WANTAGH, NY — There was a time when squealing teenagers would scream for John Mayer.
Don’t be mistaken, there are still a lot of young girls going to JM concerts in flower crowns and matching T-shirts, but the majority of the screaming comes from the middle-aged men. These men aren’t just the dads of those girls, but they’re dedicated fans, there with their wives or buds, screaming, “We love you, John!”
Mayer, on his Born and Raised Tour, shows a decidedly more mature side than his Heavier Things days, drenching his band in denim and tying a weather-worn scarf on his head. An animated background of canyon rocks symbolizes his move to the Montana country, his independence and his folk growth.
“It’s a weird thing to grow up in front of you guys,” Mayer said in a vulnerable speech toward the end of his set. It’s been 12 years since his first album was released, and in 2012 and 2013 he released two more back-to-back, totaling his studio album count to six. Unable to tour for his 2012 LP, Born and Raised, while recovering from vocal surgery, his current tour includes new material from two records, something Mayer is a little insecure about.
“I wonder if anyone cares or connects,” he said to the crowd, who would cheer enthusiastically for his older hits like “I Don’t Trust Myself (With Loving You),” but rest their bones during the new ones. “It’s really uneasy.”
John sprinkled in a few of those crowd-pleasers throughout Wednesday night at Jones Beach, but he rounded out the set with newer tunes like “Wildfire” and “Paper Doll.” Girlfriend Katy Perry sat near the sound booth in the middle of the amphitheater, looking on proudly.
The smell of over-priced beer clung to the sticky beach air as JM dove in with his nine-piece band. They doubled up on drum sets, had a few guitars, an electric bass, a pedal steel guitar, organ, keyboards and two harmonizing backup singers. Old bandmate Steve Jordan took one of the drum sets, pounding out an impressive and dramatic solo during the encore. Mayer, or course, took center stage, contorting his face with every stroke — sometimes he’d puff his cheeks out like a blowfish and other times he’d twist his lips and brow like sucking on a sour lemon.

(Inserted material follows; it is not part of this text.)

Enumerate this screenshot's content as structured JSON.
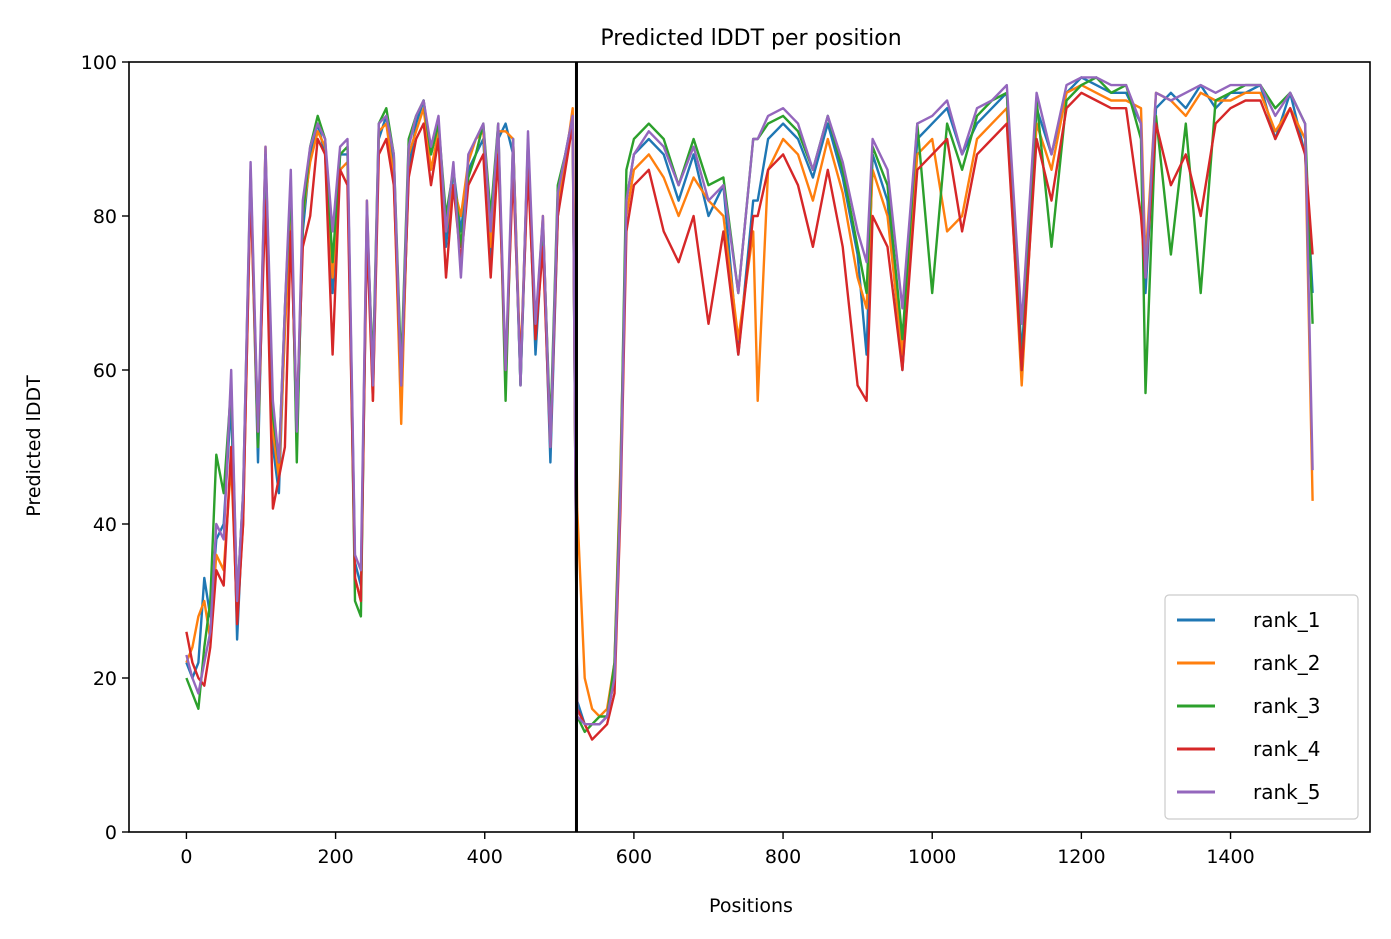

No matter how loud his fans cheered, he admitted that he is still learning not to fret over acceptance. “Not worrying is a skill. It’s a skill not breaking down every single moment, speaking to yourself as your biggest critic — that doesn’t exist,” he said, hoping to pass down some advice.
The band covered “Going Down the Road Feelin’ Bad,” a song popularized by the Grateful Dead, and Tom Petty’s “Free Fallin’,” a Mayer favorite. He concluded the set with “Gravity,” a slow ballad about self-assurance that melds into the ultimate show-ending jam. The lead guitar’s notes moved so fast that they meshed together while the backup singers held down the gospel chords.
Fiery tumbleweed floated from the animated desert scene behind him like the random puffs of smoke rising from the Long Island crowd. And as Mayer gathered his band together for one final bow, his faithful followers were released into the night — all generations of them — skipping, hobbling and shuffling to the exits.